Нищие «чистые семьи».

Нищие «чистые семьи» — это те, кто просит милостыню или поет на улицах группами от четырех до семи человек. Мне нужно подробно описать только одну «банду» или «партию», так как их внешний вид и метод попрошайничества послужат образцом для всех остальных.

Нищие этого класса группируются художественно. Опустившийся на вид мужчина, находящийся в последней стадии обшарпанности, идет рука об руку с бледнолицей, интересной маленькой девочкой. Его жена плетется с другой стороны, с младенцем на одной руке; ребенок, который только начал ходить, держится за свободную руку; двое или трое других детей цепляются за полы ее платья, один из них иногда отделяется — как своего рода арьергард или авангард от основной группы — чтобы отрезать путь прохожим и наброситься на падающие полпенни или жалобно заглянуть в лицо прохожему. Одежда всей группы находится в том состоянии, когда поношенность переходит в лохмотья; но их руки и лица идеально чисты — их кожа буквально сияет — возможно, от обильного использования мыла, которое они не смывают до конца, прежде чем вытереться полотенцем. Цвет лица младших детей, в частности, блестит, как наждачная бумага, а их глаза полузакрыты, а носы сморщены, как от постоянного и принудительного умывания. Младенец — удивительный образец стирки и приведения в порядок декоративного белья. В целом, нищие «чистые семьи» представляют собой весьма привлекательную картину для тихих и респектабельных улиц и «позируют» для восхищения экономных матрон, которые являются их лучшими спонсорами.

Иногда дети нищих «чистых семей» поют — иногда отец «болтает» (patter). Сегодня утром мимо моего окна прошла группа, которая и пела, и «болтала». Мать отсутствовала, а две старшие девочки вязали спицами и крючком на ходу. Рефреном песни, которую дети выкрикивали тонким дискантом, было:

“And the wild flowers are springing on the plain.”

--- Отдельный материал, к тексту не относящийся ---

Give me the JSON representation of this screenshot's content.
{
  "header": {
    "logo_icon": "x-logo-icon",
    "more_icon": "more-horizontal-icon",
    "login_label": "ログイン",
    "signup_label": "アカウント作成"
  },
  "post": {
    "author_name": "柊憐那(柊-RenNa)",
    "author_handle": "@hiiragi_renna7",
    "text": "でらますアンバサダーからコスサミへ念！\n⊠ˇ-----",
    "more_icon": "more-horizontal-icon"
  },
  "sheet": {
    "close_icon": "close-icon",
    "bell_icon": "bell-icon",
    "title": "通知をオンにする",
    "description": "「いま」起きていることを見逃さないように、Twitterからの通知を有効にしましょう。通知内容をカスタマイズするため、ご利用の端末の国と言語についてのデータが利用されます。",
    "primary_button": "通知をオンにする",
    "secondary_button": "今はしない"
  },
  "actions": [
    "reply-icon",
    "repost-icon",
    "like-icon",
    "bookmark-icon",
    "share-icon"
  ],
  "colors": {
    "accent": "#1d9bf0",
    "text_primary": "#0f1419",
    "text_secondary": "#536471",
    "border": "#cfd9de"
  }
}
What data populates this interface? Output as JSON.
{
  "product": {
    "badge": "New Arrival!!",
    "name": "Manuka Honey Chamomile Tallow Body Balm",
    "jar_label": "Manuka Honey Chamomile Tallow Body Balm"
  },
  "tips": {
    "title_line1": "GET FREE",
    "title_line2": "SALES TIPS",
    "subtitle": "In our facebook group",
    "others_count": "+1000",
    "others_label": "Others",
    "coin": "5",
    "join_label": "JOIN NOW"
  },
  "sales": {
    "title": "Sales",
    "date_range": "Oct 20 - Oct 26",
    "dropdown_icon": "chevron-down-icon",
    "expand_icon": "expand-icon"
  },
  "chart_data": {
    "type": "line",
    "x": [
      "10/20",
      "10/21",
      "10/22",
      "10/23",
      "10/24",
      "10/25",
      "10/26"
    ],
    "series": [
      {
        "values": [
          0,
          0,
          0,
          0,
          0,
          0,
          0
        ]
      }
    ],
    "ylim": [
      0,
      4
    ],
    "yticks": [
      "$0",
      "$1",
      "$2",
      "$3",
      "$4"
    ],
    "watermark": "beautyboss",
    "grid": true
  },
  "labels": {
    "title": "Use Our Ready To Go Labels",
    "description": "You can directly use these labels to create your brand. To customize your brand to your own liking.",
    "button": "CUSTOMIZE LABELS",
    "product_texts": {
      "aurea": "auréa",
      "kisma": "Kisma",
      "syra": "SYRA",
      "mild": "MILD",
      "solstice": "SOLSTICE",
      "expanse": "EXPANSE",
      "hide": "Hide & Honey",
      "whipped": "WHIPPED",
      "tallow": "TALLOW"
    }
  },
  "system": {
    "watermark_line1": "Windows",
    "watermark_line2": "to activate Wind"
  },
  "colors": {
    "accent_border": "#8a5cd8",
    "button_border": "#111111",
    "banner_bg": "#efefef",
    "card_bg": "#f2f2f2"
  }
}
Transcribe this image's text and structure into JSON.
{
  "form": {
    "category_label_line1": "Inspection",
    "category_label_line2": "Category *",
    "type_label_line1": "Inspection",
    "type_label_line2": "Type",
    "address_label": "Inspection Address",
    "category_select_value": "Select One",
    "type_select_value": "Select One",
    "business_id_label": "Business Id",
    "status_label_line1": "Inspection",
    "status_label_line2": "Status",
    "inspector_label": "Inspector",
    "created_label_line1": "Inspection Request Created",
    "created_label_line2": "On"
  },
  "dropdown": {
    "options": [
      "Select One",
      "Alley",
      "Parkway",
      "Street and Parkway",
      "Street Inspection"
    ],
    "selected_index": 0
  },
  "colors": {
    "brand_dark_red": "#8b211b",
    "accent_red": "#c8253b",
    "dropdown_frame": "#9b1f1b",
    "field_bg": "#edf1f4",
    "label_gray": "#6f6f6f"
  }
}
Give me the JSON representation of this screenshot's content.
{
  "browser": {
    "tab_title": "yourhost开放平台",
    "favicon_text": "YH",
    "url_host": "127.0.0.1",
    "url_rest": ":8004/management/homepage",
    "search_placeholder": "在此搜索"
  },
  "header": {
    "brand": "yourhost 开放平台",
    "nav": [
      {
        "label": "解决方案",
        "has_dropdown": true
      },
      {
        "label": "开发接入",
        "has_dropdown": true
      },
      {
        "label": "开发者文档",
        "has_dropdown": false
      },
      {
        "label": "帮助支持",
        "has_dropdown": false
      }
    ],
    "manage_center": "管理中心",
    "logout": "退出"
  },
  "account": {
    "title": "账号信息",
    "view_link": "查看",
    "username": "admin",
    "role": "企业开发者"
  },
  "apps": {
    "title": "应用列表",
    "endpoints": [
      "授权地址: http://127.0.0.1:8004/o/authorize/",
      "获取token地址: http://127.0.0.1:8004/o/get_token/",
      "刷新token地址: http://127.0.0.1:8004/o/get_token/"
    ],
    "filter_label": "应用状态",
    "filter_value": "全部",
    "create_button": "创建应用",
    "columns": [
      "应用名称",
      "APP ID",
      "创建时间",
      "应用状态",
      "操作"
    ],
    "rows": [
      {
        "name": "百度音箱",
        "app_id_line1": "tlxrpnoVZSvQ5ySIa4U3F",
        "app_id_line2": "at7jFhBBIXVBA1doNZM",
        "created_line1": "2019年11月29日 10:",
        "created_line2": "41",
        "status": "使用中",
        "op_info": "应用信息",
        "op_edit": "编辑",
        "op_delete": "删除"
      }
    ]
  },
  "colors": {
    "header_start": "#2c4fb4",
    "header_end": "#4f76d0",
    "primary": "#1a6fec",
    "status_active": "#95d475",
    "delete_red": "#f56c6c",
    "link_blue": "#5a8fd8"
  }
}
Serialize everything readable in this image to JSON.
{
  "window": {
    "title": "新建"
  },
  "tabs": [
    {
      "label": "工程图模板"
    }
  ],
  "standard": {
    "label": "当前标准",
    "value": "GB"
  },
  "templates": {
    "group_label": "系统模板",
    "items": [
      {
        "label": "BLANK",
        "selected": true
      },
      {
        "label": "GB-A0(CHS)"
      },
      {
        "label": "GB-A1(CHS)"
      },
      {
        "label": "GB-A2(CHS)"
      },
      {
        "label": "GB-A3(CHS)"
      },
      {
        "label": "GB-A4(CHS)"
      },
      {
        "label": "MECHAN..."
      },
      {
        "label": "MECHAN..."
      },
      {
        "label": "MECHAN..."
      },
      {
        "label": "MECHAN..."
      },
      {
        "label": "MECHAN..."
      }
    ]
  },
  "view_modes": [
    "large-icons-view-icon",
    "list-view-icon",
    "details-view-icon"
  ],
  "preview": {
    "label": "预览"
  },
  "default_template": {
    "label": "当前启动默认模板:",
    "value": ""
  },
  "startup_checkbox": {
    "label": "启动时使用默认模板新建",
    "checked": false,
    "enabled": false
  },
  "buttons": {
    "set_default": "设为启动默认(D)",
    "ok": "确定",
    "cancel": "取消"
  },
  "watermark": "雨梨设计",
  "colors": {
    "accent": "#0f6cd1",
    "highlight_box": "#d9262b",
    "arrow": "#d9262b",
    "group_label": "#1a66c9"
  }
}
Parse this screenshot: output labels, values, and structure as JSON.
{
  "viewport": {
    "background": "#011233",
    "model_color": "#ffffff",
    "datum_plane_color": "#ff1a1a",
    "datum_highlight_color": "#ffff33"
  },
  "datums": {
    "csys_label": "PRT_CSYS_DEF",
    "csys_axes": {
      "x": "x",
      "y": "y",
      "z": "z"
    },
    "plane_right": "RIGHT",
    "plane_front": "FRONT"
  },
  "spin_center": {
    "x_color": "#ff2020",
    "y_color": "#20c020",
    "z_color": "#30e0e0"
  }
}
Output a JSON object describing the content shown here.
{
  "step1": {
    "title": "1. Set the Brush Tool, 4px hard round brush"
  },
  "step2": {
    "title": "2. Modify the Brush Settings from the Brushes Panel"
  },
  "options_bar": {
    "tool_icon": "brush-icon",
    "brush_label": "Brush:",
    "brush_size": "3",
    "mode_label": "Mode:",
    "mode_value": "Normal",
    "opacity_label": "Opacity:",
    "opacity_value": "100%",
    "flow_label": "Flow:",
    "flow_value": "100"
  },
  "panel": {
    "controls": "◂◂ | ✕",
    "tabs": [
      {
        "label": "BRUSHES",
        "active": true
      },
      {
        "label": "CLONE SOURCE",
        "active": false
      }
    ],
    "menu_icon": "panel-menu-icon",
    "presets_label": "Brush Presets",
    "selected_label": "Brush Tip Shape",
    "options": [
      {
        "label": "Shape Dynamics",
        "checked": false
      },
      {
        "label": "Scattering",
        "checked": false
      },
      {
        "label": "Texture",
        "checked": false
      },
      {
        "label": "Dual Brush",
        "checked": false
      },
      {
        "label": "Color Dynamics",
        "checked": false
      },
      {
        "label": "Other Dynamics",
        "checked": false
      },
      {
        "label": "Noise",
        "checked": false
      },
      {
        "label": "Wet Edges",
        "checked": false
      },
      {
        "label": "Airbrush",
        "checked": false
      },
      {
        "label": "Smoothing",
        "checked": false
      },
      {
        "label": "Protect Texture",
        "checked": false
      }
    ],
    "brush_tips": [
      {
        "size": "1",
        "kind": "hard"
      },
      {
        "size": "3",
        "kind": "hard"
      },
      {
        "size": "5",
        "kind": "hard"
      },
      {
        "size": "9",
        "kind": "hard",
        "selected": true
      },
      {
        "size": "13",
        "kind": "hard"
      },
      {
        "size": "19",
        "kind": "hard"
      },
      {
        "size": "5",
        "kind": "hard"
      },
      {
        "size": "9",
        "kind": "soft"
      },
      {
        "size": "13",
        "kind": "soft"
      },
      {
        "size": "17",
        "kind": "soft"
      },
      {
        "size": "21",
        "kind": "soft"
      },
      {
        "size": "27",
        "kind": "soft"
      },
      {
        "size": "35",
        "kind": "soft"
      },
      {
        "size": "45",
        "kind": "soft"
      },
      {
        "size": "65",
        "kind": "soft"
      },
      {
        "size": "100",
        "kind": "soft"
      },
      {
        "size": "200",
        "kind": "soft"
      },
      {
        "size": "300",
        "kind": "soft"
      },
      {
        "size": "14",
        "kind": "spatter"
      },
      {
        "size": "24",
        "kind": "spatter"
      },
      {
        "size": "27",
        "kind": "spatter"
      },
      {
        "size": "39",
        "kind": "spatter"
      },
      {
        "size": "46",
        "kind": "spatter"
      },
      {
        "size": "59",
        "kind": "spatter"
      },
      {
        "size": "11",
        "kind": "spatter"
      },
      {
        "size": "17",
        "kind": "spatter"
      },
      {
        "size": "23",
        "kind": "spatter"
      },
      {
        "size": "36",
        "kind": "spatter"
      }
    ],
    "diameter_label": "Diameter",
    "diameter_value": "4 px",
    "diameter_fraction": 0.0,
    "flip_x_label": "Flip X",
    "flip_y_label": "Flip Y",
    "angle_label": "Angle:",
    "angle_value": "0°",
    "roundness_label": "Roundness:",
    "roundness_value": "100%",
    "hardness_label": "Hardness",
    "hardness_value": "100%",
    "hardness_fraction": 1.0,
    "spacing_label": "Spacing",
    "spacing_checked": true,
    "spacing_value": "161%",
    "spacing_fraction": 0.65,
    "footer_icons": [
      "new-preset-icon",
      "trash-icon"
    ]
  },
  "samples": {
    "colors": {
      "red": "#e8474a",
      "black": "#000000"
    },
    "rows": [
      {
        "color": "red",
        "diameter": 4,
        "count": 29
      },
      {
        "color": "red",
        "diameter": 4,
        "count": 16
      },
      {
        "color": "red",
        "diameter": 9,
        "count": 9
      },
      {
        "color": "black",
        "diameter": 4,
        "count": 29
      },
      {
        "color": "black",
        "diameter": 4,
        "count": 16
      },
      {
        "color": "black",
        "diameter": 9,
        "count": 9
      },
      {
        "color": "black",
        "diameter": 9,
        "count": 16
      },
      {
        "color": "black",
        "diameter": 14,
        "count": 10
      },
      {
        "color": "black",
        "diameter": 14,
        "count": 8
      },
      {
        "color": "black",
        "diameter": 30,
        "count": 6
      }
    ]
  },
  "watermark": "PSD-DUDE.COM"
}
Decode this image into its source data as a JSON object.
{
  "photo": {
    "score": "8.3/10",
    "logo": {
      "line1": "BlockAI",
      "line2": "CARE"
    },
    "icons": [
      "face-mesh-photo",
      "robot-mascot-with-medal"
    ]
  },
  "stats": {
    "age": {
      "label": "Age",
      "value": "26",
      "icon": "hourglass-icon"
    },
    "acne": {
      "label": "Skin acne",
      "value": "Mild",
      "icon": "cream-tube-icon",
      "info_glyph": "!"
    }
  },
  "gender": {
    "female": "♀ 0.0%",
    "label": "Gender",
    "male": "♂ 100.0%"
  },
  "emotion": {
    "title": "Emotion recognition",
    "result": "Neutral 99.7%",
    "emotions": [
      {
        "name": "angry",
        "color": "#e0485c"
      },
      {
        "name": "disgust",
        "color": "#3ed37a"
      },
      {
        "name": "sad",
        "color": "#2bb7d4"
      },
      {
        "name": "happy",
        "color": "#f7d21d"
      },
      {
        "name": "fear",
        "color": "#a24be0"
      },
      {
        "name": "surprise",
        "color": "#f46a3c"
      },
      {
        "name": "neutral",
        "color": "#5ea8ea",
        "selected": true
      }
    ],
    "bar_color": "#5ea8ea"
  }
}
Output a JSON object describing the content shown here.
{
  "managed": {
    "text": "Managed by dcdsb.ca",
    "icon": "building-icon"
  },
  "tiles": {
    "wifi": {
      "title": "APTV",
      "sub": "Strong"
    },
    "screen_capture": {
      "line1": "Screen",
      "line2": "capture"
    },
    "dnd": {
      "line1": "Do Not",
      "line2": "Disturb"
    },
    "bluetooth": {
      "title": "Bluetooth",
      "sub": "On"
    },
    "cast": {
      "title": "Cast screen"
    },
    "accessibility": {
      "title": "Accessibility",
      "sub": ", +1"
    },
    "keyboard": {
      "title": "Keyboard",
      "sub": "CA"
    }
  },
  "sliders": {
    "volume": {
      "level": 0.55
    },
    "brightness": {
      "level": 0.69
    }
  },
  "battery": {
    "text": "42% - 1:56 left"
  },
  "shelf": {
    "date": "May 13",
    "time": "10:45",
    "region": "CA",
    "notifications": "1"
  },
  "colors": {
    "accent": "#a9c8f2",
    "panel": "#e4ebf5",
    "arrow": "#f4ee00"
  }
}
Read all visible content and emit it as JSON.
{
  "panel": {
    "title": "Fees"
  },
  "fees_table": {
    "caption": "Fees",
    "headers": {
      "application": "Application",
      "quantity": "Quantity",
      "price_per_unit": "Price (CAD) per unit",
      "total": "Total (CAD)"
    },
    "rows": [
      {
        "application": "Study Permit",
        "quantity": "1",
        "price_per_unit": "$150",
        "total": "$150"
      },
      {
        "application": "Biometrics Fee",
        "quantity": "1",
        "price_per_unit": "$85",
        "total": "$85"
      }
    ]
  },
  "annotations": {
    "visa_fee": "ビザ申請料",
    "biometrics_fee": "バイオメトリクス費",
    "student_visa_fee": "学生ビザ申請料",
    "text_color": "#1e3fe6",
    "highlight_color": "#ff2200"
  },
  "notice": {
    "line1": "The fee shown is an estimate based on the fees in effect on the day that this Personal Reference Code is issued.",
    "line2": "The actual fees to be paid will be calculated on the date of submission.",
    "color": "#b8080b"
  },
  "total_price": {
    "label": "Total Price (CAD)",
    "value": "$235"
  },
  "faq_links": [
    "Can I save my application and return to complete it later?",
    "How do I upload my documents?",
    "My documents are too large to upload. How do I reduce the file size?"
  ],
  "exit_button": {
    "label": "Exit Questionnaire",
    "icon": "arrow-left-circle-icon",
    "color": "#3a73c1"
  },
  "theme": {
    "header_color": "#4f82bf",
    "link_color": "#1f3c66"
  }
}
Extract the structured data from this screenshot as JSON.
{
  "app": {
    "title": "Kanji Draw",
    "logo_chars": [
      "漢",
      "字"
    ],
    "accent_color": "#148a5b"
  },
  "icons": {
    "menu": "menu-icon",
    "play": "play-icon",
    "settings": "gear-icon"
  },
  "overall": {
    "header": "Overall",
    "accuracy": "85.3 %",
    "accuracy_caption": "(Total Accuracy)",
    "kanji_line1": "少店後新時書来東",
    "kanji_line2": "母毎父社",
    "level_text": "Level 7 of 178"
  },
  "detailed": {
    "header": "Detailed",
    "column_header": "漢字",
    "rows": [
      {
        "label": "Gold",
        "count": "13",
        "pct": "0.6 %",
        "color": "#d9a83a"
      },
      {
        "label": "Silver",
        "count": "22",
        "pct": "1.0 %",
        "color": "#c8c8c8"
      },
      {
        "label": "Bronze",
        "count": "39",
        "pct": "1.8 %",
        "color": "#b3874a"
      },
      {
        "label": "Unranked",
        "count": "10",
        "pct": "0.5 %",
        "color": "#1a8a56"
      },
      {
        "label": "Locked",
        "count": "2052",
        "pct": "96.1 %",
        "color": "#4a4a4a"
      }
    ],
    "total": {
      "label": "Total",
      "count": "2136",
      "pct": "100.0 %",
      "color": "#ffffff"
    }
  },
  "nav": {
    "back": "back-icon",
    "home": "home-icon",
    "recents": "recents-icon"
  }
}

Остальные слова были неразборчивы. Когда малыши закончили, мужчина, который явно гордился своим красноречием, начал громким, властным, ораторским тоном:—

«Мои дорогие друзья, — с великой болью, скорбью и тревогой я представляю себя и свою бе—едную семью перед вами в этой ужасной ситуации в настоящий момент; но что я могу поделать? Работу я получить не могу, а моя маленькая семья просит у меня хлеба! Да, мои дорогие друзья — моя маленькая семья просит у меня хлеба! О, мои дорогие друзья, представьте, что бы вы чувствовали, если бы, как я, в настоящий момент ваши бе—едные дорогие дети просили хлеба, а вам нечего было бы им дать! Что бы вы тогда делали? Дай Бог, мои дорогие друзья, чтобы ни один человек, ни один отец семейства, ни мать, ни другой человек с детьми никогда не был или не будет доведен до того, чтобы делать то, что — или, я должен сказать, то, что я сейчас делаю в настоящий момент. Если бы кто-нибудь на этой улице, или на следующей, или на любой из улиц в этом богатом районе оказался в ситуации, в которой я оказался сегодня утром, трудно было бы сказать, что бы они могли или сделали бы; и я уверяю вас, мои дорогие друзья, — да, я уверяю вас от всего сердца, что очень возможно, что многие могли бы быть доведены до того, чтобы сделать или сделать хуже, чем то, что я делаю ради моей бе—едной семьи в настоящий момент, если бы их довели до этого страдания, как меня и мою бе—едную жену утром этого самого дня. Моя жена, мои добрые друзья, сейчас, к несчастью, больна из-за незаслуженного голода и лежит в постели, с которой в настоящий момент не может встать. Нужду мы познали вместе, мои дорогие друзья, как и наша бе—едная семья, и младенец, которому всего восемь месяцев. Дай Бог, мои дорогие друзья, чтобы никто из вас, и никто из ваших дорогих детей и семей, чтобы ни один человек, который сейчас слушает о моем глубоком бедствии в настоящий момент, никогда не узнал страданий, до которых мы были доведены, — такова моя горячая молитва! Всё, что я хочу получить, — это еда для моей бе—едной семьи!»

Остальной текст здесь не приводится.